Rye, whole wheat, or a mix of flours create variations in color, texture, and flavor in exactly the same way that different grape varieties or a blend of varieties change the flavor, body, and color of a wine. For example, working with extremely flavorful flours instead of plain, malleable white flour is like making Cabernet Sauvignon instead of Pinot Grigio; rising dough overnight in the fridge is equivalent to long, slow fermentations versus rapid, high-heat ones. Using a bread machine, electric mixer, or mixing by hand will all change the texture of bread the same way cellar techniques like battonage and barrel aging shape a wine. Adding nuts, seeds, dried fruit, milk, sugar, or other ingredients changes the bread’s flavor and texture, mirroring the choices winemakers make with wine additives on a large scale.
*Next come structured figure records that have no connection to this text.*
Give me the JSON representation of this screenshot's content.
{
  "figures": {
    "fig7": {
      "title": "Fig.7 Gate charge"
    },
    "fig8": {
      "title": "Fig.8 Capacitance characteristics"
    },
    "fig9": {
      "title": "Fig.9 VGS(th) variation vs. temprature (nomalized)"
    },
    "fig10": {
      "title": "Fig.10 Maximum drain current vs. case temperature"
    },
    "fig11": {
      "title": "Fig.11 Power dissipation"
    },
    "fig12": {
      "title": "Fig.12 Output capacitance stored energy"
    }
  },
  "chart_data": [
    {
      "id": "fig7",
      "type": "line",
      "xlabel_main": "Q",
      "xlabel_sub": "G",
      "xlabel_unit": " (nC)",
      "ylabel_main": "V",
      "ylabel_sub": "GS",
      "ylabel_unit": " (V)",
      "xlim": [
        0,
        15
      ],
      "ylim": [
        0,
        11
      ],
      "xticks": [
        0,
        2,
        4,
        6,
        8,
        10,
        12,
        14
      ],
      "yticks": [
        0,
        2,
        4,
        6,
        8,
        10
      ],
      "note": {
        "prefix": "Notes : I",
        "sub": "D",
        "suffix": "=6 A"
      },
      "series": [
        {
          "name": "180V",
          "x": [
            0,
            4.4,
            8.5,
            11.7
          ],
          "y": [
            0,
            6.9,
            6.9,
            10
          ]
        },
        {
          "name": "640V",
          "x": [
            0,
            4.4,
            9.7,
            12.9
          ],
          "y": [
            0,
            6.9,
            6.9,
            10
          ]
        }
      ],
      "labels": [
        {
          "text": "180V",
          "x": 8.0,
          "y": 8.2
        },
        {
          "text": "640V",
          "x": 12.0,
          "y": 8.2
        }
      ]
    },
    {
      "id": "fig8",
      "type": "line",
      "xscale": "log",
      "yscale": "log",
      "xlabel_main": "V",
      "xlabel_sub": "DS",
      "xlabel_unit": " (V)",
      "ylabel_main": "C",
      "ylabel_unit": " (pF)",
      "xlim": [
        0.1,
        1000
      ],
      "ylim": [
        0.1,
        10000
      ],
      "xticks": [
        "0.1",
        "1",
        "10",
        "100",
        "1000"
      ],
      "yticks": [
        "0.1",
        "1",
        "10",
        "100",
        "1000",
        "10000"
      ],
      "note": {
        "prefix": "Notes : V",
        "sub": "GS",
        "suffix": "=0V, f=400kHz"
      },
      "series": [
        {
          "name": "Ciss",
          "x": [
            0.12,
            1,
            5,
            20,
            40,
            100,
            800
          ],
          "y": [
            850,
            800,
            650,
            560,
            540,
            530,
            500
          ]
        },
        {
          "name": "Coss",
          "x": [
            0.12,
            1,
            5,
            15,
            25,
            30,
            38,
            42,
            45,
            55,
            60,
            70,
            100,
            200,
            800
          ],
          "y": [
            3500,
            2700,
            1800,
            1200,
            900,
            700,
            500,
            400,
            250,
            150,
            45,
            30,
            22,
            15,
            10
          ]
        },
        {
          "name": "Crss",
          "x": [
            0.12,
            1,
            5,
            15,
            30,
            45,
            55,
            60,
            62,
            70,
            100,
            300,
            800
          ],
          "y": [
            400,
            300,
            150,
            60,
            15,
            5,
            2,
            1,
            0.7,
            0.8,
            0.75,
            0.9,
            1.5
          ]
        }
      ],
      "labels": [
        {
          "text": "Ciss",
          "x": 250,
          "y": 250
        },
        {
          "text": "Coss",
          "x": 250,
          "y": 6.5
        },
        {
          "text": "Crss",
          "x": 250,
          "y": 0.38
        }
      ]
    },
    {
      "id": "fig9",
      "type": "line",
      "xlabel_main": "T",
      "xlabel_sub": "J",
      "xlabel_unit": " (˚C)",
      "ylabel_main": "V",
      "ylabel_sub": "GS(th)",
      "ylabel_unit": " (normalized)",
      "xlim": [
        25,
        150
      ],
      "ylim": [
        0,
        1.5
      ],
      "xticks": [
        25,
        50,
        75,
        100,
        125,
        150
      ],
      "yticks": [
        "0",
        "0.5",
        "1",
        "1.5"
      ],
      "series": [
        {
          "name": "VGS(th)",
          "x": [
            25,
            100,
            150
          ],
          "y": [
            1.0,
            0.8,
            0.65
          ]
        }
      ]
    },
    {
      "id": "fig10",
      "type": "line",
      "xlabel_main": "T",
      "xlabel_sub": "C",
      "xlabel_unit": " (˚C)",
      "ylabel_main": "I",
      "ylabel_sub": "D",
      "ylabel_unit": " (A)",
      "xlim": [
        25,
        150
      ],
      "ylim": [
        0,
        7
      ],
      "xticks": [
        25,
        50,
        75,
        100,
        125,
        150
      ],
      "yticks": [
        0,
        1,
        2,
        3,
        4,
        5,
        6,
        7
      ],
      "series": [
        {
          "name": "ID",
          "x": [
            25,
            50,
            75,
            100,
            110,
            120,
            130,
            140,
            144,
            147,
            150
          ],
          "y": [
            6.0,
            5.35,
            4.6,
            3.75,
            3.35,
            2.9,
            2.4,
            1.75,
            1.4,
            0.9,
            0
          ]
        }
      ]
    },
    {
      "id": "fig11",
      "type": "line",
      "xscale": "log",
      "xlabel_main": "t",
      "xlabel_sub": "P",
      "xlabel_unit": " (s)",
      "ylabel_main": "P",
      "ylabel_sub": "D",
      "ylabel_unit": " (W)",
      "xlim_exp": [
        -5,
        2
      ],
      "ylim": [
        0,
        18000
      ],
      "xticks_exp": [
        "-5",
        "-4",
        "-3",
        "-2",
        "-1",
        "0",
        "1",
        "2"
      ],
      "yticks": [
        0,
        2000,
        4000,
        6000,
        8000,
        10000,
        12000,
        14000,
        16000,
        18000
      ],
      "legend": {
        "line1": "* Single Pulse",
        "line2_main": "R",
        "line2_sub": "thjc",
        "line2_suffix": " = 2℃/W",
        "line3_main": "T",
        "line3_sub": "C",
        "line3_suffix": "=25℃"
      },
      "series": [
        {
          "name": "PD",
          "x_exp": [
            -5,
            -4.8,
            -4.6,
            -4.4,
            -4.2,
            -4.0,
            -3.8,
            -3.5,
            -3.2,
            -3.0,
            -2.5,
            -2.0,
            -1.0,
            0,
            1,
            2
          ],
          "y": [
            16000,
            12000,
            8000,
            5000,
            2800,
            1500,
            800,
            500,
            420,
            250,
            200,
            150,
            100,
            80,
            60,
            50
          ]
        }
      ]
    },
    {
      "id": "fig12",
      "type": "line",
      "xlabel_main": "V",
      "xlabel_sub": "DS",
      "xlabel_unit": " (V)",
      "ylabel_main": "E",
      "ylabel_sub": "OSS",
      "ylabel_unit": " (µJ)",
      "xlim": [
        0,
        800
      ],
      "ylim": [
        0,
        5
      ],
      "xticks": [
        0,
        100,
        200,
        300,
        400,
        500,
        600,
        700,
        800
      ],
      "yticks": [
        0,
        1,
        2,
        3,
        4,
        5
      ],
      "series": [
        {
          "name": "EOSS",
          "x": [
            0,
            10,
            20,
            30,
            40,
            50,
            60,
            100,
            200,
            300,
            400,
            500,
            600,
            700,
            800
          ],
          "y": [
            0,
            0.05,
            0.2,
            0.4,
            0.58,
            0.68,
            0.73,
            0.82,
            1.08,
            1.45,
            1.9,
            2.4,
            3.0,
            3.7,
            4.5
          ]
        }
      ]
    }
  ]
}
Whatever the combination of flours, yeast, and water the results will be different. Perhaps rising times will be longer or the dough stickier. Sometimes, the result might be hard as a rock, or delicate and delicious.

Each fermentation is different, and much like trying new wines, at-home dabbling in fermentation is all about curiosity and exploring new flavors. It’s a delicate miracle, and one some experts believe allowed humanity as we know it to flourish. So skip Bill Nye, complicated winemaking kits, and expensive winery tours, and head to the kitchen instead — with a glass of wine, of course.